This is the mail archive of the
libc-alpha@sourceware.org
mailing list for the glibc project.
Re: [PATCH] Add x86-64 memmove with unaligned load/store and rep movsb
- From: "H.J. Lu" <hjl dot tools at gmail dot com>
- To: "Carlos O'Donell" <carlos at redhat dot com>
- Cc: GNU C Library <libc-alpha at sourceware dot org>
- Date: Tue, 29 Mar 2016 11:04:26 -0700
- Subject: Re: [PATCH] Add x86-64 memmove with unaligned load/store and rep movsb
- Authentication-results: sourceware.org; auth=none
- References: <CAMe9rOopQ5rUGgH2vu9Xwe02Qw0UNrVNCNOAakiV7h0ukciMtQ at mail dot gmail dot com> <56FABE63 dot 2040705 at redhat dot com>
On Tue, Mar 29, 2016 at 10:41 AM, Carlos O'Donell <carlos@redhat.com> wrote:
> On 03/29/2016 12:58 PM, H.J. Lu wrote:
>> The goal of this patch is to replace SSE2 memcpy.S,
>> memcpy-avx-unaligned.S and memmove-avx-unaligned.S as well as
>> provide SSE2 memmove with faster alternatives. bench-memcpy and
>> bench-memmove data on various Intel and AMD processors are at
>>
>> https://sourceware.org/bugzilla/show_bug.cgi?id=19776
>>
>> Any comments, feedbacks?
>
> I assume this is a WIP? I don't see how this code replaces the memcpy@GLIBC_2.14
> IFUNC we're currently using, or redirects the IFUNC to use your new functions
> under certain conditions.
>
> For memcpy:
>
> * On ivybridge the new code regresses 9% mean performance versus AVX usage?

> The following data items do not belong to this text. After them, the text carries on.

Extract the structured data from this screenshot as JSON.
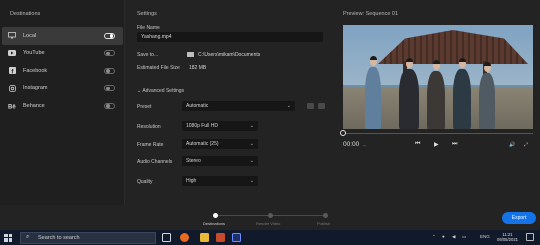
{
  "destinations": {
    "title": "Destinations",
    "items": [
      {
        "label": "Local",
        "icon": "monitor-icon",
        "enabled": true,
        "selected": true
      },
      {
        "label": "YouTube",
        "icon": "youtube-icon",
        "enabled": false,
        "selected": false
      },
      {
        "label": "Facebook",
        "icon": "facebook-icon",
        "enabled": false,
        "selected": false
      },
      {
        "label": "Instagram",
        "icon": "instagram-icon",
        "enabled": false,
        "selected": false
      },
      {
        "label": "Behance",
        "icon": "behance-icon",
        "enabled": false,
        "selected": false
      }
    ]
  },
  "settings": {
    "title": "Settings",
    "file_name_label": "File Name",
    "file_name_value": "Yashang.mp4",
    "save_to_label": "Save to...",
    "save_to_value": "C:\\Users\\mikam\\Documents",
    "size_label": "Estimated File Size",
    "size_value": "182 MB",
    "advanced_label": "Advanced Settings",
    "preset_label": "Preset",
    "preset_value": "Automatic",
    "resolution_label": "Resolution",
    "resolution_value": "1080p Full HD",
    "framerate_label": "Frame Rate",
    "framerate_value": "Automatic (25)",
    "audio_label": "Audio Channels",
    "audio_value": "Stereo",
    "quality_label": "Quality",
    "quality_value": "High"
  },
  "preview": {
    "title": "Preview: Sequence 01",
    "timecode": "00:00",
    "playhead_fraction": 0.0
  },
  "steps": {
    "items": [
      "Destinations",
      "Render Video",
      "Publish"
    ],
    "active_index": 0
  },
  "export_label": "Export",
  "taskbar": {
    "search_placeholder": "Search to search",
    "language": "ENG",
    "time": "11:21",
    "date": "09/05/2021",
    "tray_icons": [
      "chevron-up-icon",
      "microphone-icon",
      "speaker-icon",
      "network-icon"
    ]
  },
  "colors": {
    "accent": "#1473e6",
    "panel": "#232323",
    "taskbar": "#101a2a"
  }
}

Ivy Bridge currently uses__memcpy_sse2_unaligned. The new one
will be __memcpy_sse2_unaligned_erms, not __memcpy_avx_unaligned_erms.
> * On penryn the new code regresses 18% mean performance versus SSE2 usage?

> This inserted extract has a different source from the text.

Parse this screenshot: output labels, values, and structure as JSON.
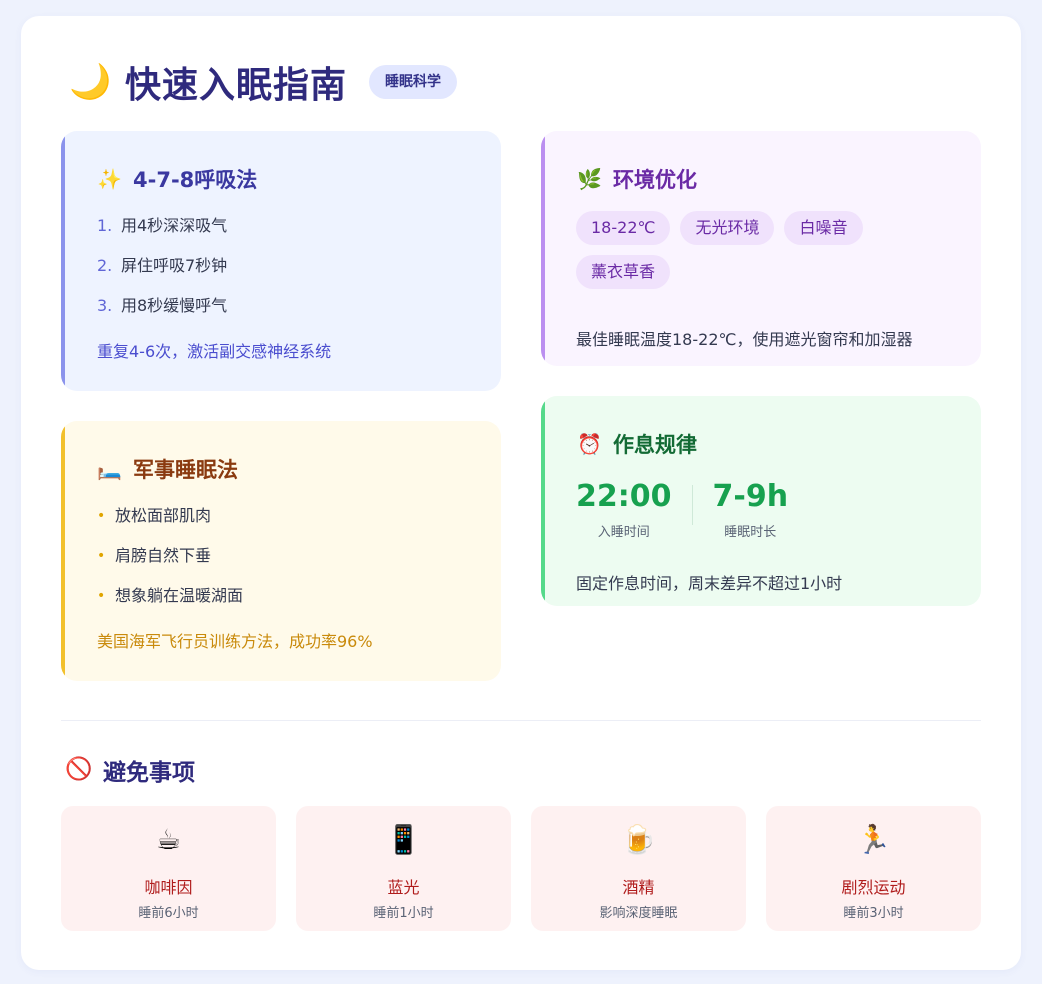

Penryn will sick with __memcpy_ssse3_back.
> * On bulldozer the new code regresses 18% mean performance versus AVX usage,
> and 3% versus SSE2 usage?
Bulldozer will stick with __memcpy_ssse3.

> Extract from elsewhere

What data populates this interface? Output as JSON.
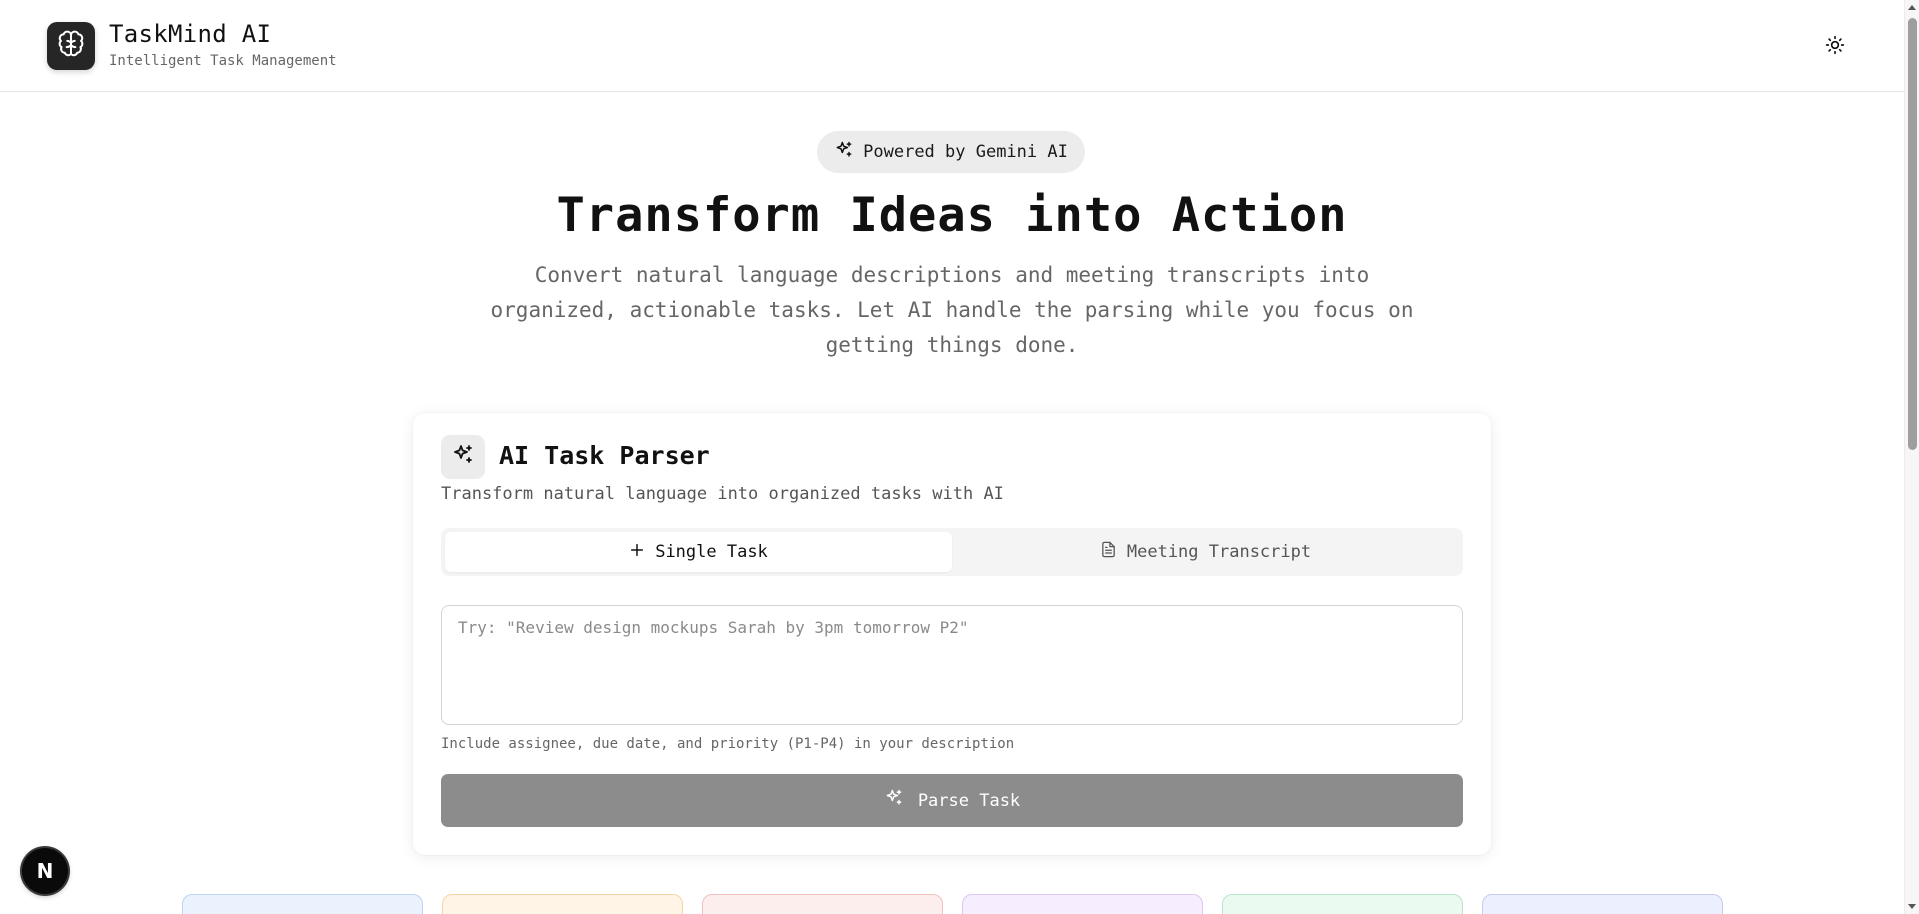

> This means that out of 11 hardware configurations the patch regresses 4
> of those configurations, while progressing 7. If all devices are of equal
> value, then this change is of mixed benefit.
>
> Which is a mean improvement of 14% in the cases which improved, and a mean
> degradation of 12% in the cases which had worse performance.
>
> This seems like a bad change for Ivybridge, Penry, and Bulldozer.
>
> Can you explain the loss of performance in terms of the hardware that is
> impacted, why did it do worse?
>
> Is it possible to limit the change to those key architectures where the
> optimizations make a difference? Are you trying to avoid the maintenance
> burden of yet another set of optimized routines?
>
As I said, the new one will replace the old one. That is the new SSE2/AVX
replaces the old SSE2/AVX. It won't change the choice of SSE2, SSSE3
nor AVX for a given processor.
--
H.J.